JP whizzed through the presentation and gave me a huge smile. I’d done a good job, I knew it. He had no
criticisms.
‘Well done, miss. You’re a pain, but you’re good. When I say “good”, I mean your skills, of course. Between you and me, you’re past your sell-by date, as far as I’m concerned, ha ha. I’m joking, you know I fancy you, you’re the prettiest MILF I know. Right, enough messing around, the boss is waiting. Get your knickers off, we’re going to have some fun, ha ha.’
Don’t worry, JP, I’m not angry with you, it’s just that, for the past two years, I’ve recorded on my iPhone all the charming little utterances that you and your fellow managers have made about me and other women. I wasn’t born yesterday.
JP and I took the lift up to the eighth floor. Everyone we passed gratified us with a perfunctory ‘Good luck’. Mr Head Honcho was feared by everyone within the company and was a legend outside it. ‘An iron fist in an iron glove,’ said his fellow C.E.O.s of blue-chip companies. ‘A stupid arsehole,’ said Hégémonie’s Polish workers, whose factories had been shut down recently. A big boss, completely unknown to the general public, but a demigod in the financial world, who must be venerated and, most importantly, never contradicted, at the risk of incurring the wrath of this modern-day dictator.

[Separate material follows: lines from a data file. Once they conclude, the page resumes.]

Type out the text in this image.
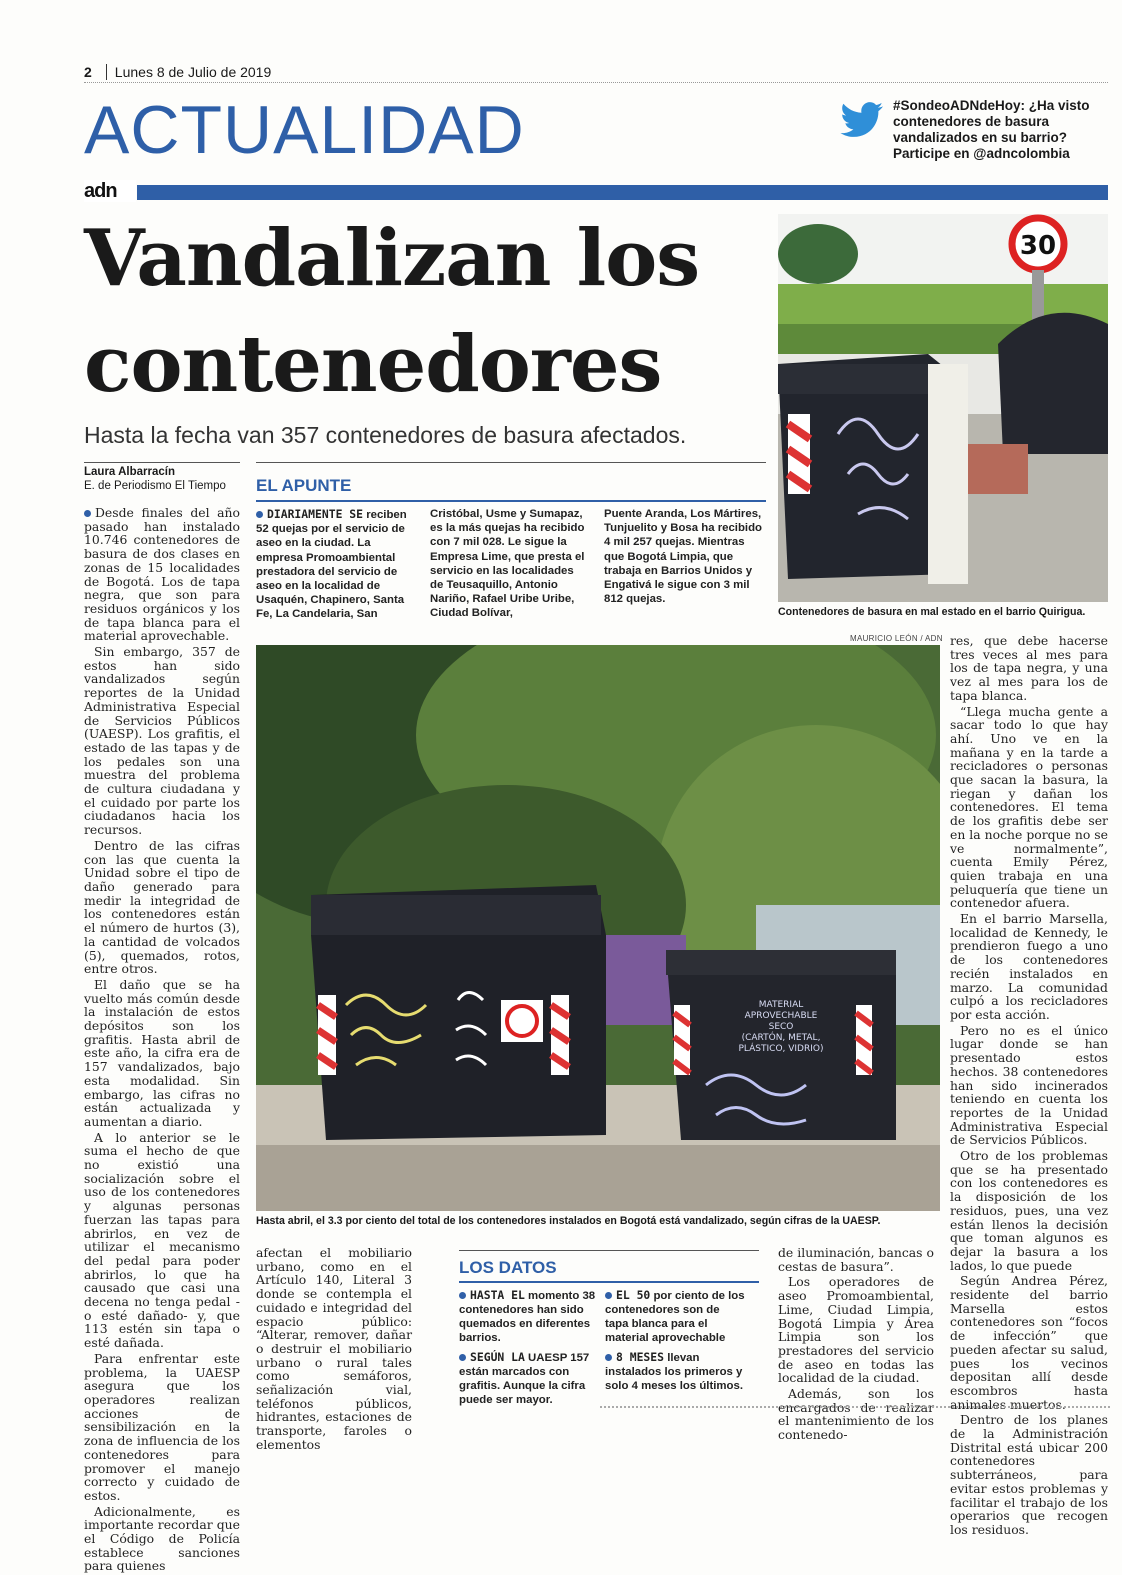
2 Lunes 8 de Julio de 2019
ACTUALIDAD	#SondeoADNdeHoy: ¿Ha visto contenedores de basura vandalizados en su barrio? Participe en @adncolombia
adn
Vandalizan los
contenedores
Hasta la fecha van 357 contenedores de basura afectados.
Laura Albarracín
E. de Periodismo El Tiempo EL APUNTE
DIARIAMENTE SE reciben 52 quejas por el servicio de aseo en la ciudad. La empresa Promoambiental prestadora del servicio de aseo en la localidad de Usaquén, Chapinero, Santa Fe, La Candelaria, San
Cristóbal, Usme y Sumapaz, es la más quejas ha recibido con 7 mil 028. Le sigue la Empresa Lime, que presta el servicio en las localidades de Teusaquillo, Antonio Nariño, Rafael Uribe Uribe, Ciudad Bolívar,
Puente Aranda, Los Mártires, Tunjuelito y Bosa ha recibido 4 mil 257 quejas. Mientras que Bogotá Limpia, que trabaja en Barrios Unidos y Engativá le sigue con 3 mil 812 quejas.

Desde finales del año pasado han instalado 10.746 contenedores de basura de dos clases en zonas de 15 localidades de Bogotá. Los de tapa negra, que son para residuos orgánicos y los de tapa blanca para el material aprovechable.

Sin embargo, 357 de estos han sido vandalizados según reportes de la Unidad Administrativa Especial de Servicios Públicos (UAESP). Los grafitis, el estado de las tapas y de los pedales son una muestra del problema de cultura ciudadana y el cuidado por parte los ciudadanos hacia los recursos.

Dentro de las cifras con las que cuenta la Unidad sobre el tipo de daño generado para medir la integridad de los contenedores están el número de hurtos (3), la cantidad de volcados (5), quemados, rotos, entre otros.

El daño que se ha vuelto más común desde la instalación de estos depósitos son los grafitis. Hasta abril de este año, la cifra era de 157 vandalizados, bajo esta modalidad. Sin embargo, las cifras no están actualizada y aumentan a diario.

A lo anterior se le suma el hecho de que no existió una socialización sobre el uso de los contenedores y algunas personas fuerzan las tapas para abrirlos, en vez de utilizar el mecanismo del pedal para poder abrirlos, lo que ha causado que casi una decena no tenga pedal -o esté dañado- y, que 113 estén sin tapa o esté dañada.

Para enfrentar este problema, la UAESP asegura que los operadores realizan acciones de sensibilización en la zona de influencia de los contenedores para promover el manejo correcto y cuidado de estos.

Adicionalmente, es importante recordar que el Código de Policía establece sanciones para quienes

30
Contenedores de basura en mal estado en el barrio Quirigua.
MAURICIO LEÓN / ADN
MATERIAL APROVECHABLE SECO (CARTÓN, METAL, PLÁSTICO, VIDRIO)
Hasta abril, el 3.3 por ciento del total de los contenedores instalados en Bogotá está vandalizado, según cifras de la UAESP.

afectan el mobiliario urbano, como en el Artículo 140, Literal 3 donde se contempla el cuidado e integridad del espacio público: “Alterar, remover, dañar o destruir el mobiliario urbano o rural tales como semáforos, señalización vial, teléfonos públicos, hidrantes, estaciones de transporte, faroles o elementos

LOS DATOS
HASTA EL momento 38 contenedores han sido quemados en diferentes barrios.
SEGÚN LA UAESP 157 están marcados con grafitis. Aunque la cifra puede ser mayor.
EL 50 por ciento de los contenedores son de tapa blanca para el material aprovechable
8 MESES llevan instalados los primeros y solo 4 meses los últimos.

de iluminación, bancas o cestas de basura”.

Los operadores de aseo Promoambiental, Lime, Ciudad Limpia, Bogotá Limpia y Área Limpia son los prestadores del servicio de aseo en todas las localidad de la ciudad.

Además, son los encargados de realizar el mantenimiento de los contenedo-

res, que debe hacerse tres veces al mes para los de tapa negra, y una vez al mes para los de tapa blanca.

“Llega mucha gente a sacar todo lo que hay ahí. Uno ve en la mañana y en la tarde a recicladores o personas que sacan la basura, la riegan y dañan los contenedores. El tema de los grafitis debe ser en la noche porque no se ve normalmente”, cuenta Emily Pérez, quien trabaja en una peluquería que tiene un contenedor afuera.

En el barrio Marsella, localidad de Kennedy, le prendieron fuego a uno de los contenedores recién instalados en marzo. La comunidad culpó a los recicladores por esta acción.

Pero no es el único lugar donde se han presentado estos hechos. 38 contenedores han sido incinerados teniendo en cuenta los reportes de la Unidad Administrativa Especial de Servicios Públicos.

Otro de los problemas que se ha presentado con los contenedores es la disposición de los residuos, pues, una vez están llenos la decisión que toman algunos es dejar la basura a los lados, lo que puede

Según Andrea Pérez, residente del barrio Marsella estos contenedores son “focos de infección” que pueden afectar su salud, pues los vecinos depositan allí desde escombros hasta animales muertos.

Dentro de los planes de la Administración Distrital está ubicar 200 contenedores subterráneos, para evitar estos problemas y facilitar el trabajo de los operarios que recogen los residuos.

I have never been afraid of him, doubtless thanks to my upbringing. My mother always used to tell me that, if someone intimidated me, I should imagine them with their trousers down, to humanize them. Whoever they are, however arrogant or powerful, imagining them on the toilet should reduce them to their rightful place in your mind, my girl: he’s a man like any other, who has the same vital needs, but also the same rights and the same obligations as everyone else. Don’t ever forget that.